Dear Hillary Clinton supporters,
I am not ideologically conservative, but my peers often label me as a conservative.
For context: I oppose abortion and the funding for abortion, I sincerely believe in the First Amendment guarantee for the free exercise of religion and I am opposed to euthanasia. I believe that Supreme Court Nominee Neil Gorsuch is well-qualified to serve as a Supreme Court Justice.
However, I say that I am not ideologically conservative because I also support government funding for women’s reproductive health and crisis pregnancy centers, I sincerely believe in the First Amendment guarantee against an establishment of religion, and I am opposed to capital punishment. I have described my stance on a few issues not because I wish to sway your own stance; I merely want to introduce myself.

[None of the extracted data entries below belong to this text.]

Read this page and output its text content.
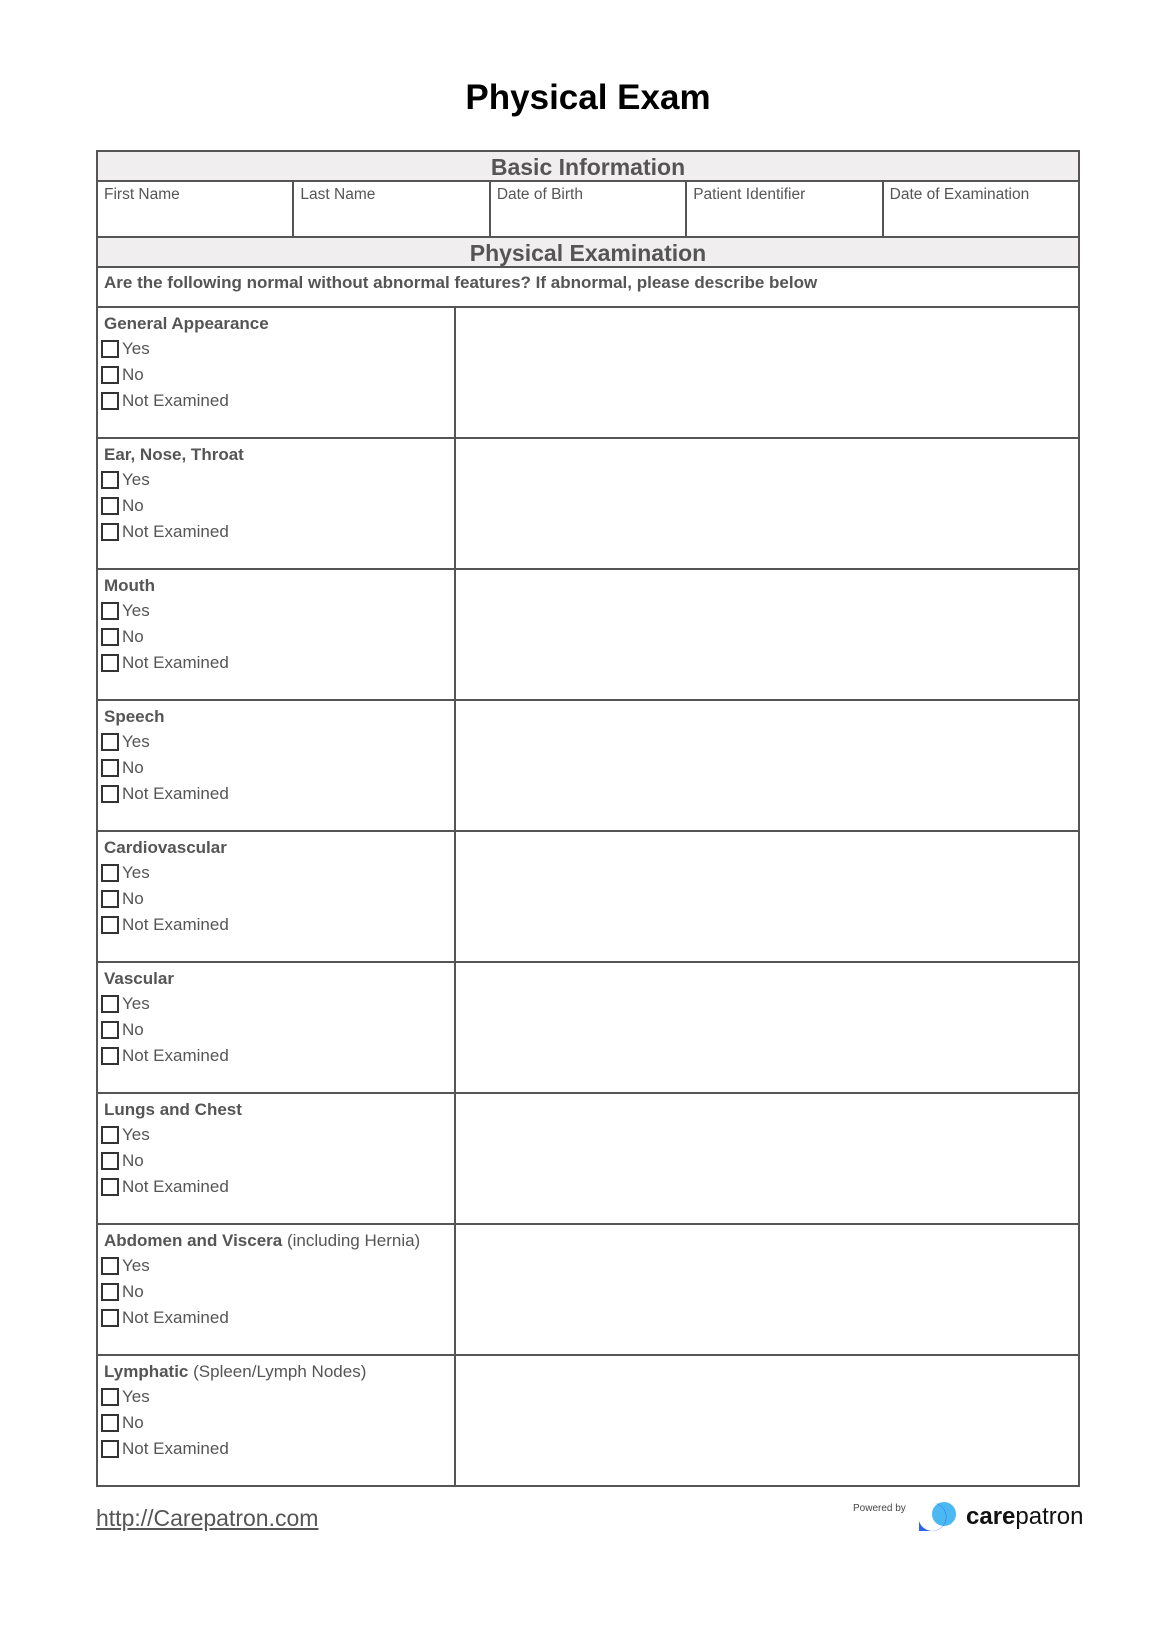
Physical Exam
Basic Information
First Name	Last Name	Date of Birth	Patient Identifier	Date of Examination
Physical Examination
Are the following normal without abnormal features? If abnormal, please describe below
General Appearance
Yes
No
Not Examined
Ear, Nose, Throat
Yes
No
Not Examined
Mouth
Yes
No
Not Examined
Speech
Yes
No
Not Examined
Cardiovascular
Yes
No
Not Examined
Vascular
Yes
No
Not Examined
Lungs and Chest
Yes
No
Not Examined
Abdomen and Viscera (including Hernia)
Yes
No
Not Examined
Lymphatic (Spleen/Lymph Nodes)
Yes
No
Not Examined
http://Carepatron.com	Powered by	carepatron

I suppose, based upon the views that I listed above, some would label me a moderate conservative. I would not assign that label to myself, but, hey — it’s a free country. In fact, let’s take a moment to talk about labels. Labels can be quite useful when trying to categorize something, such as shoes (high-top basketball sneakers versus wingtip Oxfords). Labels are a fantastic tool for placing like things with other like things.
But labels can be damaging if used inappropriately. Another label some would apply to me (one that I happily accept) is Catholic. Now, I could end this letter without saying another word, and a multitude of assumptions would be made about me simply because I announced that I am a Catholic. I say this not to mean that we should not use labels at all but simply to advise caution when using labels. As nuanced as shoes can be, people are infinitely more nuanced. While a person may be given a label, we should try to understand a person and their views in the context of their lives.

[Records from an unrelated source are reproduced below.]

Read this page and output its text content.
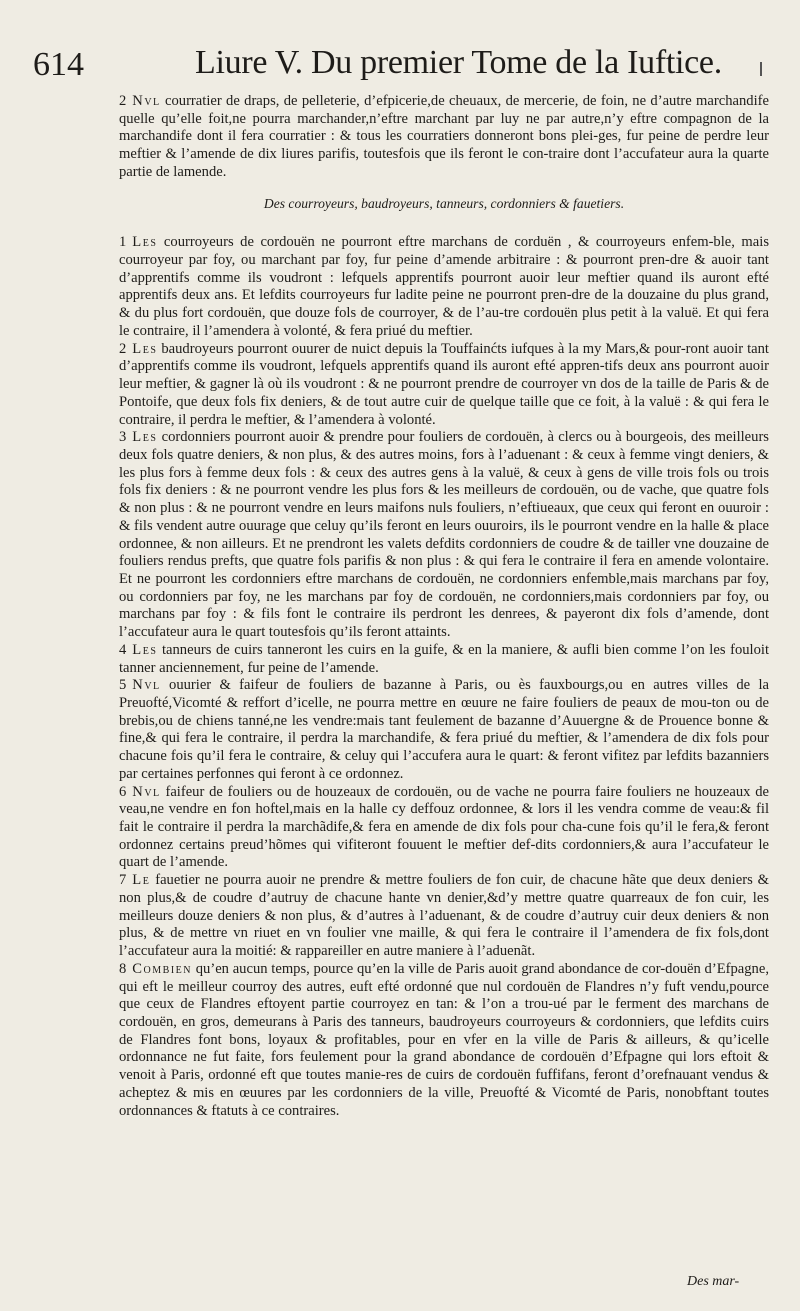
614	Liure V. Du premier Tome de la Iuftice.

2 Nvl courratier de draps, de pelleterie, d’efpicerie,de cheuaux, de mercerie, de foin, ne d’autre marchandife quelle qu’elle foit,ne pourra marchander,n’eftre marchant par luy ne par autre,n’y eftre compagnon de la marchandife dont il fera courratier : & tous les courratiers donneront bons plei-ges, fur peine de perdre leur meftier & l’amende de dix liures parifis, toutesfois que ils feront le con-traire dont l’accufateur aura la quarte partie de lamende.

Des courroyeurs, baudroyeurs, tanneurs, cordonniers & fauetiers.

1 Les courroyeurs de cordouën ne pourront eftre marchans de corduën , & courroyeurs enfem-ble, mais courroyeur par foy, ou marchant par foy, fur peine d’amende arbitraire : & pourront pren-dre & auoir tant d’apprentifs comme ils voudront : lefquels apprentifs pourront auoir leur meftier quand ils auront efté apprentifs deux ans. Et lefdits courroyeurs fur ladite peine ne pourront pren-dre de la douzaine du plus grand, & du plus fort cordouën, que douze fols de courroyer, & de l’au-tre cordouën plus petit à la valuë. Et qui fera le contraire, il l’amendera à volonté, & fera priué du meftier.

2 Les baudroyeurs pourront ouurer de nuict depuis la Touffainćts iufques à la my Mars,& pour-ront auoir tant d’apprentifs comme ils voudront, lefquels apprentifs quand ils auront efté appren-tifs deux ans pourront auoir leur meftier, & gagner là où ils voudront : & ne pourront prendre de courroyer vn dos de la taille de Paris & de Pontoife, que deux fols fix deniers, & de tout autre cuir de quelque taille que ce foit, à la valuë : & qui fera le contraire, il perdra le meftier, & l’amendera à volonté.

3 Les cordonniers pourront auoir & prendre pour fouliers de cordouën, à clercs ou à bourgeois, des meilleurs deux fols quatre deniers, & non plus, & des autres moins, fors à l’aduenant : & ceux à femme vingt deniers, & les plus fors à femme deux fols : & ceux des autres gens à la valuë, & ceux à gens de ville trois fols ou trois fols fix deniers : & ne pourront vendre les plus fors & les meilleurs de cordouën, ou de vache, que quatre fols & non plus : & ne pourront vendre en leurs maifons nuls fouliers, n’eftiueaux, que ceux qui feront en ouuroir : & fils vendent autre ouurage que celuy qu’ils feront en leurs ouuroirs, ils le pourront vendre en la halle & place ordonnee, & non ailleurs. Et ne prendront les valets defdits cordonniers de coudre & de tailler vne douzaine de fouliers rendus prefts, que quatre fols parifis & non plus : & qui fera le contraire il fera en amende volontaire. Et ne pourront les cordonniers eftre marchans de cordouën, ne cordonniers enfemble,mais marchans par foy, ou cordonniers par foy, ne les marchans par foy de cordouën, ne cordonniers,mais cordonniers par foy, ou marchans par foy : & fils font le contraire ils perdront les denrees, & payeront dix fols d’amende, dont l’accufateur aura le quart toutesfois qu’ils feront attaints.

4 Les tanneurs de cuirs tanneront les cuirs en la guife, & en la maniere, & aufli bien comme l’on les fouloit tanner anciennement, fur peine de l’amende.

5 Nvl ouurier & faifeur de fouliers de bazanne à Paris, ou ès fauxbourgs,ou en autres villes de la Preuofté,Vicomté & reffort d’icelle, ne pourra mettre en œuure ne faire fouliers de peaux de mou-ton ou de brebis,ou de chiens tanné,ne les vendre:mais tant feulement de bazanne d’Auuergne & de Prouence bonne & fine,& qui fera le contraire, il perdra la marchandife, & fera priué du meftier, & l’amendera de dix fols pour chacune fois qu’il fera le contraire, & celuy qui l’accufera aura le quart: & feront vifitez par lefdits bazanniers par certaines perfonnes qui feront à ce ordonnez.

6 Nvl faifeur de fouliers ou de houzeaux de cordouën, ou de vache ne pourra faire fouliers ne houzeaux de veau,ne vendre en fon hoftel,mais en la halle cy deffouz ordonnee, & lors il les vendra comme de veau:& fil fait le contraire il perdra la marchãdife,& fera en amende de dix fols pour cha-cune fois qu’il le fera,& feront ordonnez certains preud’hõmes qui vifiteront fouuent le meftier def-dits cordonniers,& aura l’accufateur le quart de l’amende.

7 Le fauetier ne pourra auoir ne prendre & mettre fouliers de fon cuir, de chacune hãte que deux deniers & non plus,& de coudre d’autruy de chacune hante vn denier,&d’y mettre quatre quarreaux de fon cuir, les meilleurs douze deniers & non plus, & d’autres à l’aduenant, & de coudre d’autruy cuir deux deniers & non plus, & de mettre vn riuet en vn foulier vne maille, & qui fera le contraire il l’amendera de fix fols,dont l’accufateur aura la moitié: & rappareiller en autre maniere à l’aduenãt.

8 Combien qu’en aucun temps, pource qu’en la ville de Paris auoit grand abondance de cor-douën d’Efpagne, qui eft le meilleur courroy des autres, euft efté ordonné que nul cordouën de Flandres n’y fuft vendu,pource que ceux de Flandres eftoyent partie courroyez en tan: & l’on a trou-ué par le ferment des marchans de cordouën, en gros, demeurans à Paris des tanneurs, baudroyeurs courroyeurs & cordonniers, que lefdits cuirs de Flandres font bons, loyaux & profitables, pour en vfer en la ville de Paris & ailleurs, & qu’icelle ordonnance ne fut faite, fors feulement pour la grand abondance de cordouën d’Efpagne qui lors eftoit & venoit à Paris, ordonné eft que toutes manie-res de cuirs de cordouën fuffifans, feront d’orefnauant vendus & acheptez & mis en œuures par les cordonniers de la ville, Preuofté & Vicomté de Paris, nonobftant toutes ordonnances & ftatuts à ce contraires.

Des mar-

I oppose abortion because I am truly anti-abortion: I believe in the sanctity of life from beginning to end. I believe life is infinitely valuable, and that a dear price was paid for us to keep ours. My belief in the value of life is why I oppose euthanasia and capital punishment and why I support funding for women’s health issues, especially unwanted pregnancies.

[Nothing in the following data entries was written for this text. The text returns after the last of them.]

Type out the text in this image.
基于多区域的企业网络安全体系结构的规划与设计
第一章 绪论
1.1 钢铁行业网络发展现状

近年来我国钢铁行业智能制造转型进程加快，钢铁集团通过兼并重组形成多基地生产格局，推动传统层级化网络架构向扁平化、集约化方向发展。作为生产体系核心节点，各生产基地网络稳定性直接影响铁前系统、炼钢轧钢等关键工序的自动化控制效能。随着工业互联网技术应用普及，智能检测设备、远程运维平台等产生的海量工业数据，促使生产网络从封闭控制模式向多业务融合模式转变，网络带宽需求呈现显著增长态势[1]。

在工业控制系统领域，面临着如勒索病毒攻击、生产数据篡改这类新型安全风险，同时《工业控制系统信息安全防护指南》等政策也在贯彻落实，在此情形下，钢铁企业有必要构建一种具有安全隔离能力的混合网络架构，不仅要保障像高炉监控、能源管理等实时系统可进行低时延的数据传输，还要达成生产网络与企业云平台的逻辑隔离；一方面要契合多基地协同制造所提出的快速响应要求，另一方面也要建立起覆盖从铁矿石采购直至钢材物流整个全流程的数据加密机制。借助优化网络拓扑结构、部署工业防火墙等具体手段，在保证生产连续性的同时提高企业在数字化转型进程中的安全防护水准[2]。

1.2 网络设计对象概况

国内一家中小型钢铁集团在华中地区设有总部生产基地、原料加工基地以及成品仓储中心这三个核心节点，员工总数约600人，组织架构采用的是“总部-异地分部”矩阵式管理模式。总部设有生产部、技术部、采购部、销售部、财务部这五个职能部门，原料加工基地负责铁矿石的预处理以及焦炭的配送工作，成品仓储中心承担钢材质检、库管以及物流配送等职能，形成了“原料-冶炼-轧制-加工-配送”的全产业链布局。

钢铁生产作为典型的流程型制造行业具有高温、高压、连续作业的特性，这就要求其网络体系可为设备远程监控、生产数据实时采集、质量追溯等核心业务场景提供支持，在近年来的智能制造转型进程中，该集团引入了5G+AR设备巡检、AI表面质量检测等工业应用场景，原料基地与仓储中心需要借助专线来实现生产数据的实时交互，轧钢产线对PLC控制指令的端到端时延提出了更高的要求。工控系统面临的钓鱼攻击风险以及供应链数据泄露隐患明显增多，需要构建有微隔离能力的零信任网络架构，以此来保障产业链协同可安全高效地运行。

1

I believe in the free exercise of religion because I want all people of faith (not just those who practice Abrahamic religions) to be free to live according to the dictates of their consciences. By the same token, I believe in the prohibition of the establishment of religion so that America may truly be a secular society and not a theocracy.
Lastly, I believe that Supreme Court Nominee Gorsuch would serve well as a justice due to his track record of following precedent, his textual approach to statutory interpretation and his advocacy of judicial constraint.
For the record, I did not vote for Donald Trump, so one would not be able to label me a Trump supporter. By using the label “Trump supporter,” however, certain connotations come to mind (fairly or not) — some connotations which may come to mind include “misogynistic, sexist, racist, xenophobic and Islamophobic.”
I do not believe it to be necessarily true that most, or even a majority, of people who voted for President Trump are appropriately characterized by those traits, regardless of what one thinks of Trump himself. How many times have you heard the term “Trump supporter” or heard someone say “I voted for Trump,” and made assumptions about the person, their views and their character without inquiring further?
Perhaps the person is a Trump supporter because they believe in his promise to increase the number of manufacturing jobs for semi-skilled American workers. Perhaps the person voted for Trump because the person thinks of the size of the federal government as unconstitutional. Or maybe the person is, in fact, simply a racist bigot who believes that paid maternity leave is frivolous and should be abolished. My point is, a person does not know why another person supports President Trump (or any politician or cause) until one engages in a dialogue with another and tries to listen and understand the person’s perspective.
Labels are misused and abused by people across the political spectrum. Sadly, such misuse and abuse do not serve to unite our country. Rather, our nation simply becomes ever more polarized, divided and splintered due to the baseless assumptions that are made. I am asking you — nay, I am pleading with you: the next time you meet a “conservative” or a “Republican” or even (gasp!) a “Trump supporter,” instead of assuming the person’s views, why not just talk with them? Not just waiting your turn to speak, but truly listening to the person and responding to their thoughts. I promise, engaging with someone with different views won’t hurt.